Although "June 14" appears to be a string literal, it's not. Instead, C views it as an abbreviation for an array initializer.

Based on the latter text, and my limited understanding, I am thinking that the text Understanding and Using C Pointers is incorrect in stating that "Media Player" is a string literal when used to initialize the array -- it doesn't appear to be simply using the term 'string literal' loosely as a synonym for string as the text then goes on to incorrectly(?) show that "Media Player" is located in the String Literal Pool with its own memory address.

Is my understanding correct?

There are two levels on which we can consider what a C program does. The C standard specifies the semantics of a C program using a model of an abstract machine. When a C implementation translates and executes a program, it can implement the program in any way that produces the same observable behavior, which is how the program accesses volatile objects, writes data into files, and interacts with input/output devices. This allows compilers to optimize programs.

In the abstract level, every string literal causes creation of an array containing the characters of the string literal, per C 2018 6.4.5 6:

In translation phase 7, a byte or code of value zero is appended to each multibyte character sequence that results from a string literal or literals. The multibyte character sequence is then used to initialize an array of static storage duration and length just sufficient to contain the sequence…

This array that is created and initialized is different from a named array the program might also be initializing. For example, in char header[] = "Media Player";, there is an unnamed array containing the characters of “Media Player” and a null character, and there is the named array header which is initialized by copying the unnamed array into the named array.

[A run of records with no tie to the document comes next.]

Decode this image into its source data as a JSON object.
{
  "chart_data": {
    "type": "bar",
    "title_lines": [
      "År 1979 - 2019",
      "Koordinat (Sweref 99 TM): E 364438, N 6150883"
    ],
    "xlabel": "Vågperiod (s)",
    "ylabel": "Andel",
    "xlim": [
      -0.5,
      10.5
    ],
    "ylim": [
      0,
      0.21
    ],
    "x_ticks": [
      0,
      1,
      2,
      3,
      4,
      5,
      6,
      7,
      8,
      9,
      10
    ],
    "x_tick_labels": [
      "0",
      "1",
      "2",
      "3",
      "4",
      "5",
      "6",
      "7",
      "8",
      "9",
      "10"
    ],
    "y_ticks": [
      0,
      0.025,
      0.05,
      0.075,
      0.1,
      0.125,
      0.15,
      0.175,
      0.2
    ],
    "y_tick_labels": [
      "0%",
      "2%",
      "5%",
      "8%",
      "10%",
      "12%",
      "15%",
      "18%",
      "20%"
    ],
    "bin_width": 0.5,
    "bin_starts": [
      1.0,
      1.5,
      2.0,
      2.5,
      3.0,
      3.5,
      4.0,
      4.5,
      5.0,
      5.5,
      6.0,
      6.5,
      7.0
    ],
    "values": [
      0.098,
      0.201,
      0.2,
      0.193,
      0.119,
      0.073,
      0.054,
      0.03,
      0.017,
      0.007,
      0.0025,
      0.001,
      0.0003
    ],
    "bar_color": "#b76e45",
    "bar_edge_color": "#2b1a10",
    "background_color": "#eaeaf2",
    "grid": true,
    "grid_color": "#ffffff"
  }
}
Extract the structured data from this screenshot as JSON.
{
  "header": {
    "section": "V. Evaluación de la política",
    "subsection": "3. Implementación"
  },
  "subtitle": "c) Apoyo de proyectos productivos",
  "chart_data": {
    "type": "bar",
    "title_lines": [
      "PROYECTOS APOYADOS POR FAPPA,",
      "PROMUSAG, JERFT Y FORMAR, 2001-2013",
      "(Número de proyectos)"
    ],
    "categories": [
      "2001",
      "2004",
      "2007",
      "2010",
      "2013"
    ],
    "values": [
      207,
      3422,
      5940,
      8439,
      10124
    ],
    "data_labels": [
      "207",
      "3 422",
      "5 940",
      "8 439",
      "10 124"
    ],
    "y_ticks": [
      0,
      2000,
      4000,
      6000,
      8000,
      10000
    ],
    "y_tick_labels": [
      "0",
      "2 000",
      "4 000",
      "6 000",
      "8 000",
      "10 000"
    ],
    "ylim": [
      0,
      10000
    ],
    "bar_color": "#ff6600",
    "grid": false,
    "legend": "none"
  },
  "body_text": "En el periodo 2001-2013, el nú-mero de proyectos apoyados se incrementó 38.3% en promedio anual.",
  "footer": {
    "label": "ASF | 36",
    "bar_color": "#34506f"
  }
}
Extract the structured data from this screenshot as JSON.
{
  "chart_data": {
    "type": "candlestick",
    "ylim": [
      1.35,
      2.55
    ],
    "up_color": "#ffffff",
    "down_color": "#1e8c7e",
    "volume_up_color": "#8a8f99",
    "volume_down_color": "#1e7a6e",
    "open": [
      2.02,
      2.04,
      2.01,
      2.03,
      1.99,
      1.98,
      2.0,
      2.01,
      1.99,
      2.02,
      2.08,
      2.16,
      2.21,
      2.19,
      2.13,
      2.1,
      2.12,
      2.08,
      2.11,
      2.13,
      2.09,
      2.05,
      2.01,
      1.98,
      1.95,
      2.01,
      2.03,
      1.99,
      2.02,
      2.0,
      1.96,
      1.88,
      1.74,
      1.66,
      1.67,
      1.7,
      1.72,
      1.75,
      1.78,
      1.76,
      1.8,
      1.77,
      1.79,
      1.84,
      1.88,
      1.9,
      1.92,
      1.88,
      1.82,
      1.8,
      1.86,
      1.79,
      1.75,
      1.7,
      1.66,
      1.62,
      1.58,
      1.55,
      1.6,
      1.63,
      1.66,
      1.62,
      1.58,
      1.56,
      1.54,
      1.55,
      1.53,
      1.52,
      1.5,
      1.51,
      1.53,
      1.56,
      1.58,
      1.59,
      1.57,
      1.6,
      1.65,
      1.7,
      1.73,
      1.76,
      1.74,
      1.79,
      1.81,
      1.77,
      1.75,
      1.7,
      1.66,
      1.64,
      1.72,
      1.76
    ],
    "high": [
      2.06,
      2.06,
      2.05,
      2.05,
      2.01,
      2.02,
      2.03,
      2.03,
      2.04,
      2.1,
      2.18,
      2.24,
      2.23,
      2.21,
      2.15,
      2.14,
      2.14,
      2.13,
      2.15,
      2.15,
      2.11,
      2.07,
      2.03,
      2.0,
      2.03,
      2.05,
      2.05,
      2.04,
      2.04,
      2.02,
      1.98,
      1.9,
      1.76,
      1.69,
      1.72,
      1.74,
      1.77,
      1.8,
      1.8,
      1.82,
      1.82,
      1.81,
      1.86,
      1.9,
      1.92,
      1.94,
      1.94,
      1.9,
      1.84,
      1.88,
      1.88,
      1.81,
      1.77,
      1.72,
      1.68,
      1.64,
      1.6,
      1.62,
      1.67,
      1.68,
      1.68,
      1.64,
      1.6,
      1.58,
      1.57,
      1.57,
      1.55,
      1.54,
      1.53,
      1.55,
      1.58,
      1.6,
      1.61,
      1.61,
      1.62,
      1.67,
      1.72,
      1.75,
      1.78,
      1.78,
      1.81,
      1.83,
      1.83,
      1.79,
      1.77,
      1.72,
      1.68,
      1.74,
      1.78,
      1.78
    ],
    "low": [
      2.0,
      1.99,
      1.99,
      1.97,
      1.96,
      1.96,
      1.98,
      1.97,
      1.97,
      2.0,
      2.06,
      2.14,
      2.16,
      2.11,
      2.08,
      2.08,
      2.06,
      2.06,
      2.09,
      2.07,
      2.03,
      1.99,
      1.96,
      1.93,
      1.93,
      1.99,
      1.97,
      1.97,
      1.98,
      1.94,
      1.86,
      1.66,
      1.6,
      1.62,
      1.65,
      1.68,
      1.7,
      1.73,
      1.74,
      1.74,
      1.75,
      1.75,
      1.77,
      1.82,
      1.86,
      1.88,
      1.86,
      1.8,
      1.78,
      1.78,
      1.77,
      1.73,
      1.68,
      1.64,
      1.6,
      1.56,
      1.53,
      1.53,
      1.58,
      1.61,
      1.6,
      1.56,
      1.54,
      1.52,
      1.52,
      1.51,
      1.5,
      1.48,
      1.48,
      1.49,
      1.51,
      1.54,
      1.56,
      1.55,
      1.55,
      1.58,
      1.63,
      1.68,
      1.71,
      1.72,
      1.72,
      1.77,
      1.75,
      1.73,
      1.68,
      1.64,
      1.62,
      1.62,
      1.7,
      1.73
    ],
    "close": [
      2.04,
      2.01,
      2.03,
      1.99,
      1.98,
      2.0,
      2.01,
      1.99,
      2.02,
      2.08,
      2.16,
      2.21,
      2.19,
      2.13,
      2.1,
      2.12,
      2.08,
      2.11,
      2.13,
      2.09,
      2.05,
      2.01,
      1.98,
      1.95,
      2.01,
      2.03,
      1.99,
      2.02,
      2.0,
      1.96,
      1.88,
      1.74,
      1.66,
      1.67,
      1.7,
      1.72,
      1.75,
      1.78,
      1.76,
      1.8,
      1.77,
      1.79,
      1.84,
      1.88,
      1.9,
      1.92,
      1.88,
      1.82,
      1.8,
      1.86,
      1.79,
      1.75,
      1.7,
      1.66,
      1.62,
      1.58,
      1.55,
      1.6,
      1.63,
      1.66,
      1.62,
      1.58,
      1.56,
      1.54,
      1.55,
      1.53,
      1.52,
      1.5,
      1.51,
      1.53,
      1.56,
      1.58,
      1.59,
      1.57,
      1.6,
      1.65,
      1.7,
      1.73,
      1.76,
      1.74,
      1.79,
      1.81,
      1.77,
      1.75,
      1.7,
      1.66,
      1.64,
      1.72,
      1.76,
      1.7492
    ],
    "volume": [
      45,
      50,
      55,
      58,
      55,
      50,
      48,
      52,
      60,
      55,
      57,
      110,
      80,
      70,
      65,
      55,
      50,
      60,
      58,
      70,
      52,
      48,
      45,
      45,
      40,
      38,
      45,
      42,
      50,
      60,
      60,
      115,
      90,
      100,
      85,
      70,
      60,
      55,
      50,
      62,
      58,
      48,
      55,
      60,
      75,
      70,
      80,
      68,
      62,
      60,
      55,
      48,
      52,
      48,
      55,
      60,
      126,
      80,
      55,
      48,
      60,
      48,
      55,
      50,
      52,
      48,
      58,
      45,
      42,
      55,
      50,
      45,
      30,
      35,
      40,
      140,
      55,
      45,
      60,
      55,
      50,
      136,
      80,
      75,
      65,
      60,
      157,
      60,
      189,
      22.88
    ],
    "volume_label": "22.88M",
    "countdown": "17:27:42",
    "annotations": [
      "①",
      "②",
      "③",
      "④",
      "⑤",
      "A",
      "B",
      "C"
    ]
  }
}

In the actual C implementation, compilers will generally optimize array initializations in various ways depending on context:

• For an array of static storage duration, such as one defined outside of any function or with static inside a function, the compiler may create space inside the object module that starts with the data in it. That is, the object file contains one or more sections that effectively say “When the program starts up, allocate memory for this section and initialize it with the bytes here in the object module.” As soon as the memory for the array is actually provided to the program by the operating system, it will be initialized with the data. From the program’s point of view, even using a debugger to peek inside, the named array appears instantaneously with the initial data in it; there is no separate array for the string literal.¹
• For an array of automatic storage duration that cannot be otherwise optimized, the compiler does need to keep the separate array created by the string literal. Then, each time the array is needed (for example, the function it is defined in is called), the compiler copies the data from the string literal array into the memory for the named array (usually space on the hardware stack). With a debugger, we could see the data being copied from the string literal array into the stack space being used for the array.
• If the array is short, the compiler might build its initial data into program instructions. Many processor architectures provide for instructions to contain small amounts of “immediate data” that can be used to build small constants and short sequences of bytes.
• In circumstances where further optimization is possible, such as, for example, where the compiler can detect the routine is called only once, or the array is defined with const and its address is not passed outside of the routine, the compiler might be able to treat it similarly to a static array.

Footnote

¹ We might almost consider this to be identical to the abstract semantics: The object module contains the array created for the string literal, and the array in memory is initialized with it. Thus, there are indeed two arrays, one unnamed array in the object module and a named array in memory. However, in the abstract model, the array created for the string literal is in the memory of the abstract computer. It would, hypothetically, have an address (even though we never access its address). The data in the object module is not in the program’s memory this way, so it is not actually identical to the abstract semantics.